Abstract

Long term care (LTC) residents with dementia who engage in risky wandering experience adverse outcomes including weight loss, fatigue, injury from falls, resident to resident violence, becoming lost and death. Limited robust evidence currently informs best practice for managing risky wandering in LTC using non-pharmacological interventions. Two different behavioral interventions for these residents were separately trialed: 1) Supervised daily 30-minute outdoor walking sessions (n=7) and 2) Daily 20 minute indoor listening to preferred music sessions (n=10). Walking sessions were initiated and completed more frequently than music sessions (80% vs. 61%). The majority (90%) of commenced walking sessions lasted the full duration while only 60% of commenced music sessions lasted the full duration. Most music sessions were terminated because the participant removed the headphones (54%) or walked away from the speaker (32%).
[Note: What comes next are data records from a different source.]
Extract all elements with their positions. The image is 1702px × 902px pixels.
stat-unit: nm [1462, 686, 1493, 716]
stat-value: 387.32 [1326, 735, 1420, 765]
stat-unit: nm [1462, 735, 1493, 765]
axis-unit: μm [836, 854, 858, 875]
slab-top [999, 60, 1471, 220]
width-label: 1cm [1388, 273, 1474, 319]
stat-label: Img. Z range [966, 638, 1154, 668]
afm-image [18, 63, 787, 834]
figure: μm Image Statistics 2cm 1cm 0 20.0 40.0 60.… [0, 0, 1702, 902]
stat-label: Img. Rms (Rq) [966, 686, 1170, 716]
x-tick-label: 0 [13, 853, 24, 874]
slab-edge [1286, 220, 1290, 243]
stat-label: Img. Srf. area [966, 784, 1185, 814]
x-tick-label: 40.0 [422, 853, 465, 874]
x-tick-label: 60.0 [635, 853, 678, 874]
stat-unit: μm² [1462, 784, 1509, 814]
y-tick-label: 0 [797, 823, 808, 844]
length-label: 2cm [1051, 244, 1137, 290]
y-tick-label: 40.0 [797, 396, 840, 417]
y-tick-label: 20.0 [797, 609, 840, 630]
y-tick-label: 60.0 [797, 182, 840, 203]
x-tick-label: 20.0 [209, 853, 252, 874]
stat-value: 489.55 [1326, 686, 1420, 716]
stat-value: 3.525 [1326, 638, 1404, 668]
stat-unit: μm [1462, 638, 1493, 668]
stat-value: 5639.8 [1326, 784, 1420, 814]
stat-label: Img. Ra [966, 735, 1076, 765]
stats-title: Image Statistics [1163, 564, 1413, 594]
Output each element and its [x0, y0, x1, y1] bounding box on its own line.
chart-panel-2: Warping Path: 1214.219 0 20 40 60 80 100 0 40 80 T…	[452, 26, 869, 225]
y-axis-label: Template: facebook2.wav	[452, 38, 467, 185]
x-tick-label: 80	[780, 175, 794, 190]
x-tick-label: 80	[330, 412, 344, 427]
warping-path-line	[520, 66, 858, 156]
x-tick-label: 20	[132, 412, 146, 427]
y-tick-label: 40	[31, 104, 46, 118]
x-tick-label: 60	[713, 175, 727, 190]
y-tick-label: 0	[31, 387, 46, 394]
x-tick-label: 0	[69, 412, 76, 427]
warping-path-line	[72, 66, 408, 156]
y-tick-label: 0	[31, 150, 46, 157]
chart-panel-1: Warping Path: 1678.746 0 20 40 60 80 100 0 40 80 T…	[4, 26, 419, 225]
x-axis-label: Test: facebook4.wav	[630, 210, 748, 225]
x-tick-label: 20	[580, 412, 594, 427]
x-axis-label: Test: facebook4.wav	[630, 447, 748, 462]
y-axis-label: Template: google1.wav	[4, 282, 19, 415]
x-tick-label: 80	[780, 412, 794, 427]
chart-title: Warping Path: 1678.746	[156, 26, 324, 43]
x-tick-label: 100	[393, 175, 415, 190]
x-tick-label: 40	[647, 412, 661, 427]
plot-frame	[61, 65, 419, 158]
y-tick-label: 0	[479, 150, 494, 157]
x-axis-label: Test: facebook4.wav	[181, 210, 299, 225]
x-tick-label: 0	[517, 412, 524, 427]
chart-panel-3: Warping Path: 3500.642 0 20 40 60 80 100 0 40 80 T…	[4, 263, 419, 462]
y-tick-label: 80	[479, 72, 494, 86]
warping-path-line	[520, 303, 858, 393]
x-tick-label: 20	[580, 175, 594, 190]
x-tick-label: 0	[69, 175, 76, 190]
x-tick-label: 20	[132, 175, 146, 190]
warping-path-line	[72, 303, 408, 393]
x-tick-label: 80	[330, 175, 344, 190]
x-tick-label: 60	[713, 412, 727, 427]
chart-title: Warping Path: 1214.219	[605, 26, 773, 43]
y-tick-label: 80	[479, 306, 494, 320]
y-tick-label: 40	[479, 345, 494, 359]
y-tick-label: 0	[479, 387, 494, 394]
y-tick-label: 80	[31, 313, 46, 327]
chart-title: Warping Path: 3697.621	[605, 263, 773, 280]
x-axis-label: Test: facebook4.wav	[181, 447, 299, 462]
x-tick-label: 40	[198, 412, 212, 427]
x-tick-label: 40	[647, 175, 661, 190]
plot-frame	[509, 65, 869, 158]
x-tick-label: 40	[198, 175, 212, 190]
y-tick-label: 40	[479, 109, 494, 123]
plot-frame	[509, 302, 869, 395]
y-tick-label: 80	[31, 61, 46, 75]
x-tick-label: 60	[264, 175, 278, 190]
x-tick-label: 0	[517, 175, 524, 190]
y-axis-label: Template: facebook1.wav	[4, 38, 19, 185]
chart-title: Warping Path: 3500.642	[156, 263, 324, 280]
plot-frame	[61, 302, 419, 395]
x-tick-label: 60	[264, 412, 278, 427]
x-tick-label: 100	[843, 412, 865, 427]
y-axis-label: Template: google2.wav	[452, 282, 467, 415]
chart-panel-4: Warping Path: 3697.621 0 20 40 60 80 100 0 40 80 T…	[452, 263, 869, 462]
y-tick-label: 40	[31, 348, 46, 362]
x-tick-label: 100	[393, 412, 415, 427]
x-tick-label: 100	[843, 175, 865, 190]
While staff were concerned that a tailored daily walk involving care staff would be difficult to manage with the care routines of the facilities, a similar concern about music sessions was not raised. Staff suggested a dedicated room was needed to implement the music intervention to avoid interruptions. Despite high intervention fidelity and staff and family commitment to the benefits of both interventions, neither intervention has immediate strong clinical applicability potential because of staff attitudes towards tailored programming, issues with the music delivery protocol, and questions about appropriate dose. Refinement of the interventions and implementation strategies will be discussed as methods to address clinical applicability and sustainability in the LTC setting.